The headline for Kate Nash's interview with Drowned In Sound unsurprisingly draws attention to her prediction that "there’ll be a music video soon, and the shocking thing will be sex with a goat", but rather more alarming is her claim that the Spice Girls are "the reason I love music and feminism".
Interviewer Derek Robertson does venture that they were part of the lineage of manufactured pop of which One Direction are a part, but never really challenges the preposterous suggestion that Girl Power could be equated with feminism. There was no real feminist message in the songs themselves (indeed, '2 Become 1', for instance, could be read as endorsing the opposite view in hackneyed style - the surrender of individual identity within a relationship, rather than its expression), and Geri Halliwell famously claimed that Maggie Thatcher "was the first Spice Girl, the pioneer of our ideology" - yet Thatcher despised feminists and feminism.
Perhaps, though, we should cut Nash (and Robertson) some slack. After all, to the 11-year-old Nash, ignorant of both the idiocy of Halliwell's statement and the machinations of male puppet-masters behind the scenes, the Spice Girls' superficial sloganeering may have genuinely seemed like feminism. That said, it would be nice to know she acknowledges that fact now.

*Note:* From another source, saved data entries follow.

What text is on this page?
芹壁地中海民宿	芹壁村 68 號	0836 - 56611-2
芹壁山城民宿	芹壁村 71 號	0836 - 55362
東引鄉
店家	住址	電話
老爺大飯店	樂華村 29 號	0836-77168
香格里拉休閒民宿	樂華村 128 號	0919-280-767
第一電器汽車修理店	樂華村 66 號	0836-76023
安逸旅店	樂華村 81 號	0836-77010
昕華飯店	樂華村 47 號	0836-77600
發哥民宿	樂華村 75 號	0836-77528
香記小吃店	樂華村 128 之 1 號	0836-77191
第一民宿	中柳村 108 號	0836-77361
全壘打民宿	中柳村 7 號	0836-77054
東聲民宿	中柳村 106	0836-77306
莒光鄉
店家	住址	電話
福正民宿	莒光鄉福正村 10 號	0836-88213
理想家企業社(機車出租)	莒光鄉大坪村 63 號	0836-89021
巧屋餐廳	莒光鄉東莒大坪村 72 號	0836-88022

The interview's preamble led me to this article on the Guardian blog in which Lauren Mayberry of Chvrches writes about the sexist and misogynistic online abuse she has to endure on a daily basis. While the fuckwits who feel it's acceptable to hide behind a pseudonym and fire off obscene messages are the worst, those who claim that women like Mayberry put themselves in a position to be shot at and should grow a thicker skin are hardly much better. As she says, objectification shouldn't have to be simply accepted as a fact of life.